Now, over time, and with experience of the views of others, it seems that this sense of the word "natural" extends a little further than conversations with my friend. It seems some other people use the term (not always, but often enough) to convey the same kind of subjective response to a component or system. That's it! That's all there is to it! Nobody is saying anything is objectively superior, or that it's reality or anything other than discussing a shared subjective response. Not everyone has to share the view, not everyone has to agree with these terms, but for those that do it's a meaningful expression that conveys information. That's all. Nothing expressed as fact, no absolute statements made, no disagreements about measurements or frequency responses or any other thing.
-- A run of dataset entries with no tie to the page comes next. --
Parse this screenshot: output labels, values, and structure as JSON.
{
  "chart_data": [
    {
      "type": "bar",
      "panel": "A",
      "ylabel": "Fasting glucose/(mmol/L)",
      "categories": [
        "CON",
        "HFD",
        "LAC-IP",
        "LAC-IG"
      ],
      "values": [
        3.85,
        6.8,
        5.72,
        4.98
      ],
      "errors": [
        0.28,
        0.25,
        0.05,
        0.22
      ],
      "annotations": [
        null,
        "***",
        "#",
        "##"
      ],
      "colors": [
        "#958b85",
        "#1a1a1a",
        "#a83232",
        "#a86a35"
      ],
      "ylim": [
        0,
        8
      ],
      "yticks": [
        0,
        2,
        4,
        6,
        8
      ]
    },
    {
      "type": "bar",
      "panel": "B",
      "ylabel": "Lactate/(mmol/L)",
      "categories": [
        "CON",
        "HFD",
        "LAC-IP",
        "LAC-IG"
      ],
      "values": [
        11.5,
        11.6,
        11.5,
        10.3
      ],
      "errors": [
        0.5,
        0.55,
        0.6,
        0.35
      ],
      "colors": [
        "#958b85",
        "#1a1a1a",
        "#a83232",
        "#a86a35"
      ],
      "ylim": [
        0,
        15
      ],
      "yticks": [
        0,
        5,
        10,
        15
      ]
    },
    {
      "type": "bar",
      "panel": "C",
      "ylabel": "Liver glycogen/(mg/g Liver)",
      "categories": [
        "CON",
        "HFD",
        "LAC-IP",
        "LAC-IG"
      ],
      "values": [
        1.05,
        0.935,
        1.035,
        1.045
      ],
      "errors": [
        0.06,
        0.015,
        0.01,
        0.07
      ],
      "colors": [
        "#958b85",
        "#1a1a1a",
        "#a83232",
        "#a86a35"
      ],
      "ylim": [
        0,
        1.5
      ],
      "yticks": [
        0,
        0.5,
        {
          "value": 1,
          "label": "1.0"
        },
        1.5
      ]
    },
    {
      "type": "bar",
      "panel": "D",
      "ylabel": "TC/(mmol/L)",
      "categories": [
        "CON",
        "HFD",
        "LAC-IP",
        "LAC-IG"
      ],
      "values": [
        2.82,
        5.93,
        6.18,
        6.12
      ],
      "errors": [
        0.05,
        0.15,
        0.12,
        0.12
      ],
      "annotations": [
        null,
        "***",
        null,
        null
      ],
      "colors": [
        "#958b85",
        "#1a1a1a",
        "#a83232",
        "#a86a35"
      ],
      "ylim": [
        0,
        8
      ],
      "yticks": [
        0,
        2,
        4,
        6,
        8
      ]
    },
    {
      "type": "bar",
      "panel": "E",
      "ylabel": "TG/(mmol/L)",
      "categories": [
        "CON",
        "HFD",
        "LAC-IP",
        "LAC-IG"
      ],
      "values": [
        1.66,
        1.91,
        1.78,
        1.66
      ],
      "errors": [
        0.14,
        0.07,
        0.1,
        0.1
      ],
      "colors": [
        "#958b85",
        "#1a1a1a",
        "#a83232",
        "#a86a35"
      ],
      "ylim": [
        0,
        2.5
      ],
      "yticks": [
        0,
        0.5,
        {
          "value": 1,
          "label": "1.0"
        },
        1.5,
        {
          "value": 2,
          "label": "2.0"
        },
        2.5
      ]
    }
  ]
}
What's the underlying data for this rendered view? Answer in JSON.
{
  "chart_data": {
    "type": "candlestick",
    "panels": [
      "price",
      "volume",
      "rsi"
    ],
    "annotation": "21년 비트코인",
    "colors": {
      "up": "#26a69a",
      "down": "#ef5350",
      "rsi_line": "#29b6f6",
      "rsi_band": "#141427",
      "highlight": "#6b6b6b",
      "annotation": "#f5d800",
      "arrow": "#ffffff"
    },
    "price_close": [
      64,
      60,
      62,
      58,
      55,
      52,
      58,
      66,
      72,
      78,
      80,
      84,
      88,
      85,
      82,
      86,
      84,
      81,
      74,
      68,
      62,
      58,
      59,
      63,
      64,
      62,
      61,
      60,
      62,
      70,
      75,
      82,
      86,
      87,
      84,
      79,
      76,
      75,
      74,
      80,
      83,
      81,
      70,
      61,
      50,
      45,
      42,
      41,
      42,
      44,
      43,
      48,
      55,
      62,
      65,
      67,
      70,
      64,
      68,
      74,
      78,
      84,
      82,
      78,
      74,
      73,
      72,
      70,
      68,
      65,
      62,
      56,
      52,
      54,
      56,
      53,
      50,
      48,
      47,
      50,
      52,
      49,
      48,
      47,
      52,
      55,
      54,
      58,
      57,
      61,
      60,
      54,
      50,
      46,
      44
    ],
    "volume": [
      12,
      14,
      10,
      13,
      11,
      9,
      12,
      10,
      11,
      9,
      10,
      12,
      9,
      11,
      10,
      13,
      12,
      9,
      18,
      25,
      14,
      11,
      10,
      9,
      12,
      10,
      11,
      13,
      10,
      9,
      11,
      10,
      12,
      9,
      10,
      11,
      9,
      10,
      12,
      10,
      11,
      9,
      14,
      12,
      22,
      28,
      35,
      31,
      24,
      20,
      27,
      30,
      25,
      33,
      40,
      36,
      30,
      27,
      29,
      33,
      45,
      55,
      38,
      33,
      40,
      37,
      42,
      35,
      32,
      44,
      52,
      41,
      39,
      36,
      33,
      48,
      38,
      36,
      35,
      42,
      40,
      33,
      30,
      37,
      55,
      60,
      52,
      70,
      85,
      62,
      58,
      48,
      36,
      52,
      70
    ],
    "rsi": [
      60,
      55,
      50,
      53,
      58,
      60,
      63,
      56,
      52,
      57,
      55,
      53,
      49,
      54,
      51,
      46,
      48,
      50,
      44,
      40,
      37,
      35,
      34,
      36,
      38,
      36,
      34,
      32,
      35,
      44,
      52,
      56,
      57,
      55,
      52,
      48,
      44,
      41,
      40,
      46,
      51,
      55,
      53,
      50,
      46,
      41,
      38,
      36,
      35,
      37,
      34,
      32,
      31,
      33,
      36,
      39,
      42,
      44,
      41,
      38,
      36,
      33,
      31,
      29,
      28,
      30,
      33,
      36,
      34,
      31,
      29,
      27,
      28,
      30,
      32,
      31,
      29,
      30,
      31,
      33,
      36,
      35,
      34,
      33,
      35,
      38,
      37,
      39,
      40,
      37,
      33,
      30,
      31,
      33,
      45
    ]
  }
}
It struck me last night as I ate dinner that if I said one sauce tasted more "tomatoey" than another, many others might know what that means and share that view without the need to produce a gas chromatograph. It's an imperfect analogy certainly, but I wouldn't know the exact tomato or tomatoes that went into the sauces, I wouldn't necessarily care whether one was truer to the original tomato or not, but I'd definitely know which tasted more like some internalised view of the taste of tomatoes to me, and it's not unlikely that many others would find it matched their own internalised sense of "tomatoeyness" too. These things aren't well-defined, but they're not without meaning.